Larangan itu bukan sekadar aturan. Bagi warga Wundut, pelanggaran terhadap kesepakatan ini bisa berakibat fatal. “Orang yang melanggar bisa tertimpa musibah—tersambar petir atau dipatok ular. Itu bukan mitos. Sudah pernah terjadi,” tambah Khristian H. Wali.
Di balik ritual ini, tersembunyi filosofi kearifan lokal yang mendalam. Lunggi Randa kembali menekankan adanya keterkaitan antara semua elemen pendukung kehidupan warga dan kelestarian alam juga lingkungan.
“Semuanya saling terkait. Tidak bisa dijaga sendiri-sendiri. Harus dengan kebersamaan, antar kabihu (marga),” ujarnya.
Hutan Adat disekitarnya bukan sekadar tempat mencari kayu atau obat tradisional. Hutan adalah benteng terakhir dari keberlangsungan hidup mereka di tengah perubahan iklim dan cuaca yang makin tak menentu. Mereka meyakini bahwa eksploitasi alam yang serampangan akan membawa bencana.
“Di sini, kami tidak sembarangan masuk hutan. Harus ada ritual dulu untuk minta izin,” tambah Lunggi. Hasilnya? Tanaman mereka jarang terserang hama, bahkan saat hama belalang menyerang wilayah lain.

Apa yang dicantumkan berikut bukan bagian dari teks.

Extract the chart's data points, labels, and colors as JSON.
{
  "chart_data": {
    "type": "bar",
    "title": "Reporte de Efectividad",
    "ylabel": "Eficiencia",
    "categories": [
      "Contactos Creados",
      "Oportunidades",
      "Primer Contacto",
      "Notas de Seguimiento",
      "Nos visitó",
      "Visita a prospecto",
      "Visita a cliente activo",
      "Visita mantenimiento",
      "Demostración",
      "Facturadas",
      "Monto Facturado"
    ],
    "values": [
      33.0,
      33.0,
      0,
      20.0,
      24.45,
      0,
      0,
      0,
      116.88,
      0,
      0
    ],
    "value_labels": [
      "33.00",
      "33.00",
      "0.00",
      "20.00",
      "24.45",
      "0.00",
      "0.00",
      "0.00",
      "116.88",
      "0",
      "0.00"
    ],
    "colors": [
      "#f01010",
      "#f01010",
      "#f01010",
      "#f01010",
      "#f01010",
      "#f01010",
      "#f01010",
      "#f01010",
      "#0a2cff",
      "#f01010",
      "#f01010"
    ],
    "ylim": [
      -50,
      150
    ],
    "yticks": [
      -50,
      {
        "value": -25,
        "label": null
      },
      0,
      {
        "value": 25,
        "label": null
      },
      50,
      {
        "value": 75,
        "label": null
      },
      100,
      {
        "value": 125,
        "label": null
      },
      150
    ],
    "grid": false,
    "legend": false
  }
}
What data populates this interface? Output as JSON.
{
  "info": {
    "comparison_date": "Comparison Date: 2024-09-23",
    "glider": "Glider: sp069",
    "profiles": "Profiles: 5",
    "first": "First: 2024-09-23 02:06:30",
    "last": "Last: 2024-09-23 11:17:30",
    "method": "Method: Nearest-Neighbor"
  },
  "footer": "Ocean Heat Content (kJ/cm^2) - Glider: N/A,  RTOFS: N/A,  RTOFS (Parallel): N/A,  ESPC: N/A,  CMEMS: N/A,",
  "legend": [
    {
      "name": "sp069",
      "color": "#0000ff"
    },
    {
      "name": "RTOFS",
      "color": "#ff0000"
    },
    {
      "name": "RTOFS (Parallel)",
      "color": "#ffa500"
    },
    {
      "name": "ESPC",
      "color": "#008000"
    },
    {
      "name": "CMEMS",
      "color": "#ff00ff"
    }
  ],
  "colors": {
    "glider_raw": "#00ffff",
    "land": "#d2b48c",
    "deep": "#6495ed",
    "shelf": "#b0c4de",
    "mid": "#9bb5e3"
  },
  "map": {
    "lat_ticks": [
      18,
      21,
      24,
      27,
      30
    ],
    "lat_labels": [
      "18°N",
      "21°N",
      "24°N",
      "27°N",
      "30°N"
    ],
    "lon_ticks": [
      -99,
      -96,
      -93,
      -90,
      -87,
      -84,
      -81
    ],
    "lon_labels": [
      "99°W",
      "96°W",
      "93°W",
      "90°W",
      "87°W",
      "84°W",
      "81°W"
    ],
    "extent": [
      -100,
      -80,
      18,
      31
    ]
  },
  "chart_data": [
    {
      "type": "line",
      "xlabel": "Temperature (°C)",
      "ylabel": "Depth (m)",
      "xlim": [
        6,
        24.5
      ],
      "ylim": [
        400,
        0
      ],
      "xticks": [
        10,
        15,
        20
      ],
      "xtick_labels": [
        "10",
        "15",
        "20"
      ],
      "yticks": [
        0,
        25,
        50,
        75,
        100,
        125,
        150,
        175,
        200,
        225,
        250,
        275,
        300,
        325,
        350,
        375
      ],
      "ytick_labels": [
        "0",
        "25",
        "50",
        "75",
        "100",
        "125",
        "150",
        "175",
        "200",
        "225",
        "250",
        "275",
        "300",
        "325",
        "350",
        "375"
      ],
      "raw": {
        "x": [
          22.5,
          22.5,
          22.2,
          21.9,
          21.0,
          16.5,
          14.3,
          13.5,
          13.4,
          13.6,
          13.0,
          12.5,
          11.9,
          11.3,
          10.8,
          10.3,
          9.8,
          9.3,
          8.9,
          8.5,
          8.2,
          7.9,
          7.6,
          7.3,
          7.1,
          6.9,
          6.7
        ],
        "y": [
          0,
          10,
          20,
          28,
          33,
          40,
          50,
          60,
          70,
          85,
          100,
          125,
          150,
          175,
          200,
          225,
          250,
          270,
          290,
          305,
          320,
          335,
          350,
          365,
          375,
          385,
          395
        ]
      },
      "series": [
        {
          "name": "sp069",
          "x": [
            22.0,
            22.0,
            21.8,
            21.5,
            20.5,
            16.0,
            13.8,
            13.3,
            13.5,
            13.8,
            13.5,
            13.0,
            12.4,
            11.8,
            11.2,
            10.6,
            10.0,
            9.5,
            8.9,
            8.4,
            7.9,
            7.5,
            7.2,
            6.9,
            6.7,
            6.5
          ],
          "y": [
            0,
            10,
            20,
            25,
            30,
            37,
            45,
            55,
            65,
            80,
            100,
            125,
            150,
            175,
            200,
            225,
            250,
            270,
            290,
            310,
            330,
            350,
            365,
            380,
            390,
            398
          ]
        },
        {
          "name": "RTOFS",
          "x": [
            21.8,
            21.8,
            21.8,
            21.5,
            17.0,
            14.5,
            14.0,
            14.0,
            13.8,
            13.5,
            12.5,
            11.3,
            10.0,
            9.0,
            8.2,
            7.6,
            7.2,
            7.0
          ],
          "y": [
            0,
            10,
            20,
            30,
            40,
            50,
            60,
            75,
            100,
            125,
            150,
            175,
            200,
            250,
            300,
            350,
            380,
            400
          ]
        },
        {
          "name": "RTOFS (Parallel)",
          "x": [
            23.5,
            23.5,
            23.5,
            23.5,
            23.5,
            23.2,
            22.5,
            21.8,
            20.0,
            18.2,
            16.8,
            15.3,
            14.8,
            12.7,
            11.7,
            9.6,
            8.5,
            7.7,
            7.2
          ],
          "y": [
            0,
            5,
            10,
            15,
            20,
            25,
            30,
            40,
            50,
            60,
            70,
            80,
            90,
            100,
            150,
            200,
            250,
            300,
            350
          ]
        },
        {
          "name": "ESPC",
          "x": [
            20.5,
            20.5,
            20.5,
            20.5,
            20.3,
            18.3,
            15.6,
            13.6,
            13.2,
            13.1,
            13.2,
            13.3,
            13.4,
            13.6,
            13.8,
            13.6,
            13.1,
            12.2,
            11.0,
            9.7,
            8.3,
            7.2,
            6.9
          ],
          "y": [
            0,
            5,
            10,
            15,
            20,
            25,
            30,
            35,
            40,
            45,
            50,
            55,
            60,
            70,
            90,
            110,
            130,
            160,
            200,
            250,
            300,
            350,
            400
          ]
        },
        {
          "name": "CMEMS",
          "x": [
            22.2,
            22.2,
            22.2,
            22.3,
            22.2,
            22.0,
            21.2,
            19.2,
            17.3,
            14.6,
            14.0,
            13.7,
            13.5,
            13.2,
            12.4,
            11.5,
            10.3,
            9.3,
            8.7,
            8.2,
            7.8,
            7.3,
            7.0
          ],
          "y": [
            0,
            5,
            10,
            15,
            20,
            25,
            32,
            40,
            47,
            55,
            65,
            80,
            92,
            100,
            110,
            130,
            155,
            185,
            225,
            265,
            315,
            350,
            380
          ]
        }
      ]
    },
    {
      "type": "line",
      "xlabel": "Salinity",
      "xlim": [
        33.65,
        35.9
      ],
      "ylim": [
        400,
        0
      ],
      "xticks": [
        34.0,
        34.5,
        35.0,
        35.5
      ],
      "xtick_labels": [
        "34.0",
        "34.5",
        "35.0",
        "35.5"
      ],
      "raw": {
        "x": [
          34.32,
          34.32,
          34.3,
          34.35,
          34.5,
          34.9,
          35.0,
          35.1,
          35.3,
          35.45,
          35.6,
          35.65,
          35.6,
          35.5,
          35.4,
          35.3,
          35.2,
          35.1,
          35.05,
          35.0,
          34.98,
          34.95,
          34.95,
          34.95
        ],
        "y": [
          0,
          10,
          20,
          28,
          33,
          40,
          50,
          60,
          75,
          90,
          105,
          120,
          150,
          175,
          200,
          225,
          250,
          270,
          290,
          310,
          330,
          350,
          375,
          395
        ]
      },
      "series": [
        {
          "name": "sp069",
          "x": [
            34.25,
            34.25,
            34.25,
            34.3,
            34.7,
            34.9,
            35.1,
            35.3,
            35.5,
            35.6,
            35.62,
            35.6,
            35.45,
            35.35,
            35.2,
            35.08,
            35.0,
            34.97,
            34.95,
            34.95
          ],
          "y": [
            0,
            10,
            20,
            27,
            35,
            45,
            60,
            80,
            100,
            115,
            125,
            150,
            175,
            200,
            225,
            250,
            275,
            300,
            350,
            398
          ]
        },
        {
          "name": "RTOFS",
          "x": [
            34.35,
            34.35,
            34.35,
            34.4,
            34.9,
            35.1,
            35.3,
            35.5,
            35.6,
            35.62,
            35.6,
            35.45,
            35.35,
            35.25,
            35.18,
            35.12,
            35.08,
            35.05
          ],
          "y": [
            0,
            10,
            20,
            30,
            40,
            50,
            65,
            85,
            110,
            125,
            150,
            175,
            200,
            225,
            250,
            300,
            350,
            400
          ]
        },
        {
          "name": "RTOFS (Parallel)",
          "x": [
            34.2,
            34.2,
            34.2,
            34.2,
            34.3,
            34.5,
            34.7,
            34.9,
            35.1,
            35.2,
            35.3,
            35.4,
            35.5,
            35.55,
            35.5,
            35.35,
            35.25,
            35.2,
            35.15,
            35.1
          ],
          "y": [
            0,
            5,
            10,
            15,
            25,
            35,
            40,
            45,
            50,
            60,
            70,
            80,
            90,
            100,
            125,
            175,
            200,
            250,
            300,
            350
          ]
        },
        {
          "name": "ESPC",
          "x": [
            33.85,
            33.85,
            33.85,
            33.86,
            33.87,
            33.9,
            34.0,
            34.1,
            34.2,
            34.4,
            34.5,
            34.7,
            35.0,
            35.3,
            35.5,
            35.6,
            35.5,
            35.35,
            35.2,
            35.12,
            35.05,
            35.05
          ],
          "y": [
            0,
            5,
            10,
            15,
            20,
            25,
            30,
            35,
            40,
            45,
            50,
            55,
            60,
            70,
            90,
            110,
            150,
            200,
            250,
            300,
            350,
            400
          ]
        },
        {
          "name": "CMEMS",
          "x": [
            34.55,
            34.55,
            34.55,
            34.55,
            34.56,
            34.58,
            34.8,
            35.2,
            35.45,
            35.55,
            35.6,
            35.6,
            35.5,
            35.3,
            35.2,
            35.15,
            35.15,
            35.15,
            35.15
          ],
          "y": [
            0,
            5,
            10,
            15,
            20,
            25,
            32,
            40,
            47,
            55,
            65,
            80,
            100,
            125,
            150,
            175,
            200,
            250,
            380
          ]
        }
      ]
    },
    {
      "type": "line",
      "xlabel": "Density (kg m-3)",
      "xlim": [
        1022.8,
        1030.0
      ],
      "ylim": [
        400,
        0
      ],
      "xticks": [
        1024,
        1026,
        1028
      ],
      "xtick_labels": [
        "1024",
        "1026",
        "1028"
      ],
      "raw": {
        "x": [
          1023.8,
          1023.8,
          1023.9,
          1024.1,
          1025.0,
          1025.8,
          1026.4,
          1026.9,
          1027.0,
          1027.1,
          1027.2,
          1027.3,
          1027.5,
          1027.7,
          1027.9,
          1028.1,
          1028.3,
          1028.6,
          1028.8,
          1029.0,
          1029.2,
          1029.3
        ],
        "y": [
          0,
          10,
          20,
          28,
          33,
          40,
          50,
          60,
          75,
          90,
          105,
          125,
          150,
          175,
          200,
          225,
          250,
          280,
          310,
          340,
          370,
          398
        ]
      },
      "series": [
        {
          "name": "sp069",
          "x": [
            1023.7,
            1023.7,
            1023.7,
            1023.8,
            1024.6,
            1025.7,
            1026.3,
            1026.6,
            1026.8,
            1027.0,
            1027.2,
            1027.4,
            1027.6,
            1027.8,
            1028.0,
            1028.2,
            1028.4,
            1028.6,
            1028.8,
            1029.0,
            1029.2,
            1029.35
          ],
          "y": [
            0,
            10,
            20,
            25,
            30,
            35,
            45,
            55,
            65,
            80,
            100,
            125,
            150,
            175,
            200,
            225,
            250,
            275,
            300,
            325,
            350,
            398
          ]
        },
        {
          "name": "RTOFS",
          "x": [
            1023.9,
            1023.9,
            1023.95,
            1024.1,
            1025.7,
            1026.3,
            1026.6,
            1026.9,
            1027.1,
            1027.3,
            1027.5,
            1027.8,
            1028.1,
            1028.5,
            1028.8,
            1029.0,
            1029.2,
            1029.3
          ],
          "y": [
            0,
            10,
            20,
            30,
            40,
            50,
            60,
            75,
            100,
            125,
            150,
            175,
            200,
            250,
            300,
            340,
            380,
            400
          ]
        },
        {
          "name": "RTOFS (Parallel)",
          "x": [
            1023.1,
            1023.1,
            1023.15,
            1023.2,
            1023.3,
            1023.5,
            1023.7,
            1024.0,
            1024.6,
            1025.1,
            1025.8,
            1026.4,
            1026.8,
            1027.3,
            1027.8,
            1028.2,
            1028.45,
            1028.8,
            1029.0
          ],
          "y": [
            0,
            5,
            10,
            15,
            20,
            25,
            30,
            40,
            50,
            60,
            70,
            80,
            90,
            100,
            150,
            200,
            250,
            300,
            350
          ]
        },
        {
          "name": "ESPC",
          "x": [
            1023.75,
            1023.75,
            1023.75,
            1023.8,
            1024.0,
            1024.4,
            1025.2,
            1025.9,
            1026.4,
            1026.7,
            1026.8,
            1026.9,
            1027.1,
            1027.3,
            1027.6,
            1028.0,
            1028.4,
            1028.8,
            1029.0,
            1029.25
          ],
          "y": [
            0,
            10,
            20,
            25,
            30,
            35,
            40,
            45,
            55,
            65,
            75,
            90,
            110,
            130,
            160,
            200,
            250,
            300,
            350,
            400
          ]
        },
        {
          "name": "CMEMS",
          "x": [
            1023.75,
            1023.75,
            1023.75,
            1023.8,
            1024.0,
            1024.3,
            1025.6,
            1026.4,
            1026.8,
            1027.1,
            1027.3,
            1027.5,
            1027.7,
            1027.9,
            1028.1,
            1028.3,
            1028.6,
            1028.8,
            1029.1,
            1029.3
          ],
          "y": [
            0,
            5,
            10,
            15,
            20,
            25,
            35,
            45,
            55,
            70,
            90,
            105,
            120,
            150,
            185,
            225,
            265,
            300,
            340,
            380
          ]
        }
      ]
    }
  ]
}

Dalam mengolah lahan pertanian, peralatan modern seperti tractor, mesin potong dan rontok memang digunakan namun semuanya harus diawali dengan doa dan lantunan syair-syair adat. Warga setempat juga enggan menggunakan pupuk dan pestisida kimiawi. Mereka yakin itu bisa berdampak pada ketidakseimbangan ekosistem dan bahkan perubahan iklim ekstrem.